Capitalisation boursière de quelques sociétés du numérique, du pétrole et de l’électricité en milliards de USD à mi-juin 2018

L’approche dogmatique qui a présidé à la libéralisation de l’électricité en Europe, fondée sur une confiance absolue dans les mécanismes du marché mais avec des exceptions qui se sont multipliées au point d’entraver leur efficacité, a fragilisé les opérateurs historiques, lesquels sont confrontés à de nouveaux défis : un marché de gros qui n’envoie pas les bons signaux, une révolution numérique qui attire de nouveaux entrants peu enclins à investir dans des capacités électriques, des réseaux en pleine mutation à l’échelle locale comme à l’échelle mondiale. 

Il faut une vision industrielle de la concurrence qui permette à ces opérateurs de financer les investissements massifs nécessaires à la transition énergétique tout au long de la chaîne électrique sachant que la production va devenir de plus en plus décarbonée et les réseaux de plus en plus intelligentsIl appartient aux pouvoirs publics de répondre aux trois questions qui vont conditionner l’évolution du secteur dans les prochaines années : jusqu’où faut-il décentraliser la production d’électricité et, d’autre part, comment faut-il réguler les activités de réseaux pour intégrer les nouvelles technologies du numérique ? Et comment réconcilier le marché avec le déploiement à grande échelle des énergies renouvelables (ENR) indispensables pour décarboner mais qui, malgré la baisse de leurs coûts de déploiement, nécessiteront toujours des subventions et des solutions pour pallier leur intermittence ? 

Les compagnies d’électricité doivent connaître les réponses qui seront apportées par la puissance publique pour se positionner par rapport à de nouveaux acteurs de la transition : les territoires, les producteurs décentralisés, les entreprises pétrolières et distributeurs d’énergie, les constructeurs automobiles et les opérateurs du numérique. 

L’appel des centrales sur la base d’un merit order fondé sur les seuls coûts marginaux doit être revisité dans la mesure où les ENR non pilotables ont par nature un coût marginal nul. Plus il y aura de capacités ENR intermittentes dans les mix électriques, plus le prix de gros aura tendance à baisser lorsqu’elles sont disponibles et plus les besoins de capacités flexibles et bas carbone seront élevés. Le système de régulation mis en place devra permettre de rémunérer efficacement ces technologies flexibles (centrales nucléaires ou thermiques classiques). 

Face à ce défi, les centrales non pilotables pourraient être appelées sur la base de leur coût moyen et le principe du coût marginal pourrait être gardé pour les centrales pilotables. On peut aussi considérer que le coût du stockage est une forme d’externalité négative au même titre que le coût du carbone ou celui de la gestion des déchets nucléaires, et dans ce cas l’appel des centrales sur la base des coûts marginaux intégrant ces externalités négatives peut se révéler pertinent. 
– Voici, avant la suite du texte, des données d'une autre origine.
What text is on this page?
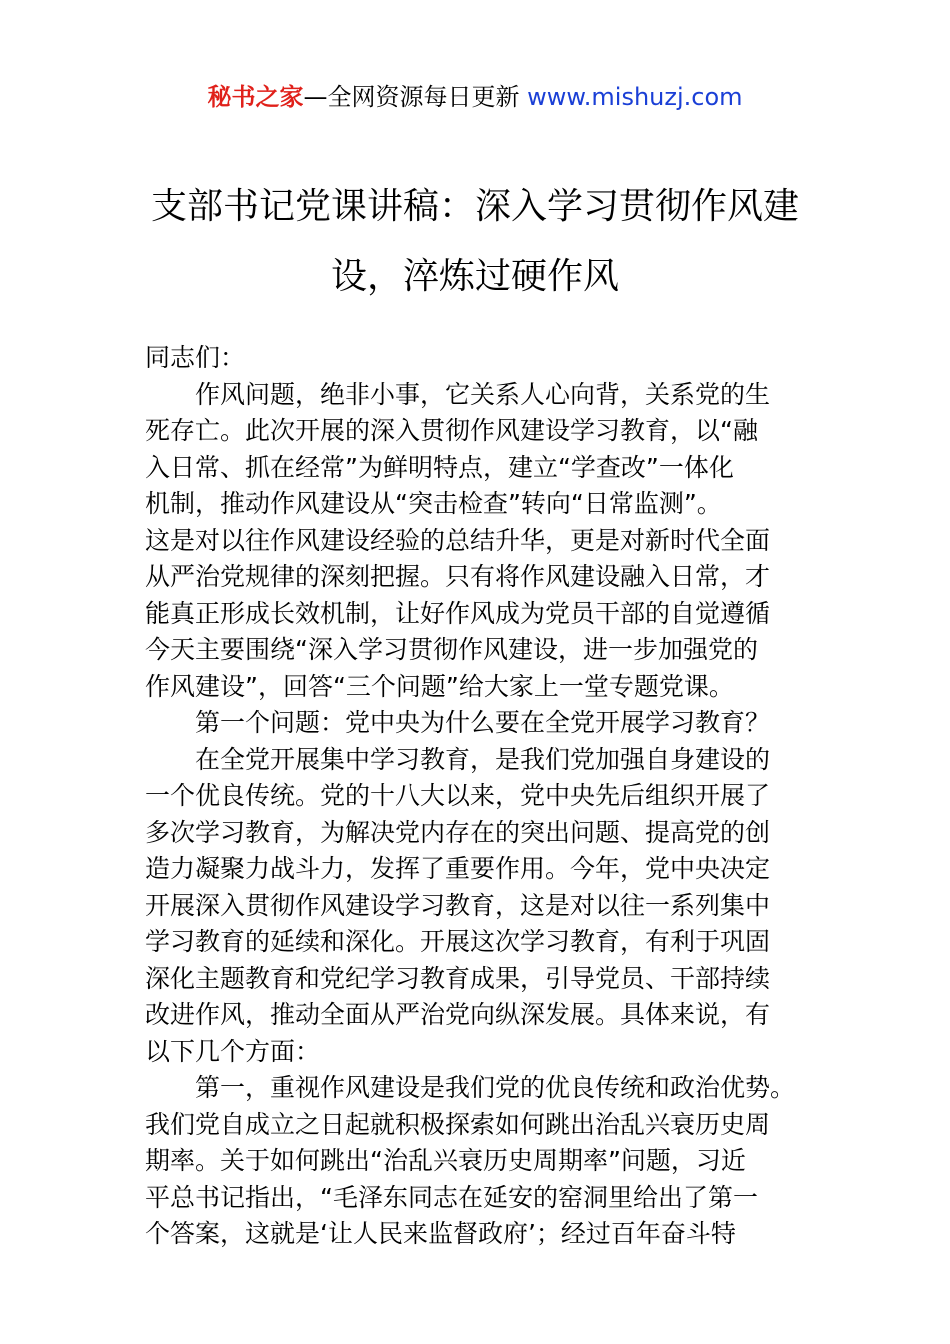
秘书之家—全网资源每日更新 www.mishuzj.com
支部书记党课讲稿：深入学习贯彻作风建
设，淬炼过硬作风
同志们：
作风问题，绝非小事，它关系人心向背，关系党的生
死存亡。此次开展的深入贯彻作风建设学习教育，以“融
入日常、抓在经常”为鲜明特点，建立“学查改”一体化
机制，推动作风建设从“突击检查”转向“日常监测”。
这是对以往作风建设经验的总结升华，更是对新时代全面
从严治党规律的深刻把握。只有将作风建设融入日常，才
能真正形成长效机制，让好作风成为党员干部的自觉遵循
今天主要围绕“深入学习贯彻作风建设，进一步加强党的
作风建设”，回答“三个问题”给大家上一堂专题党课。
第一个问题：党中央为什么要在全党开展学习教育？
在全党开展集中学习教育，是我们党加强自身建设的
一个优良传统。党的十八大以来，党中央先后组织开展了
多次学习教育，为解决党内存在的突出问题、提高党的创
造力凝聚力战斗力，发挥了重要作用。今年，党中央决定
开展深入贯彻作风建设学习教育，这是对以往一系列集中
学习教育的延续和深化。开展这次学习教育，有利于巩固
深化主题教育和党纪学习教育成果，引导党员、干部持续
改进作风，推动全面从严治党向纵深发展。具体来说，有
以下几个方面：
第一，重视作风建设是我们党的优良传统和政治优势。
我们党自成立之日起就积极探索如何跳出治乱兴衰历史周
期率。关于如何跳出“治乱兴衰历史周期率”问题，习近
平总书记指出，“毛泽东同志在延安的窑洞里给出了第一
个答案，这就是‘让人民来监督政府’；经过百年奋斗特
La prise en compte des externalités négatives (stockage des ENR et émissions de CO2 pour les centrales carbonées, mais aussi coût de gestion des déchets nucléaires) engendrera un prix d’équilibre plus élevé sur le marché de gros de l’électricité, pour un niveau donné de demande d’électricité. Un prix-plancher du carbone et/ou un meilleur contrôle des quotas de CO2 mis sur le marché du Emission Trading System (ETS) constituent de bonnes mesures pour atteindre cet objectif. Cela devrait rendre inutiles les subventions accordées aux ENR et même le maintien d’un marché de capacité pour les centrales classiques. Pour que les ENR demeurent compétitives et bien placées dans le merit order, il conviendrait donc de faire porter les efforts de recherche et développement sur la baisse des coûts du stockage de l’électricité, que ce soit par batteries ou sous forme de power-to-gas.

Le développement à grande échelle des technologies du numérique, en particulier dans le secteur de l’automobile, fournit de nouvelles perspectives pour les usages électriques. Les équilibres concurrentiels vont évoluer à mesure que la fourniture d’électricité décarbonnée sera associée à des services annexes, de plus en plus liés au numérique. Dans cette perspective, des rapprochements stratégiques pourraient voir le jour entre opérateurs numériques, constructeurs automobiles et fournisseurs d’électricité. On assistera ainsi à une « ubérisation » des activités de fourniture d’électricité, ce qui ne sera pas sans soulever des questions au sujet de la propriété et de la confidentialité des données collectées. On doit également noter que le recours massif au numérique risque de pénaliser les consommateurs qui ne maîtrisent pas bien ces nouvelles technologies (citoyens défavorisés, personnes isolées en zone rurale mal connectée voire personnes âgées) et du coup cela peut accentuer la « fracture numérique » que l’on constate déjà au niveau de la gestion des services publics administratifs (impôts, santé). 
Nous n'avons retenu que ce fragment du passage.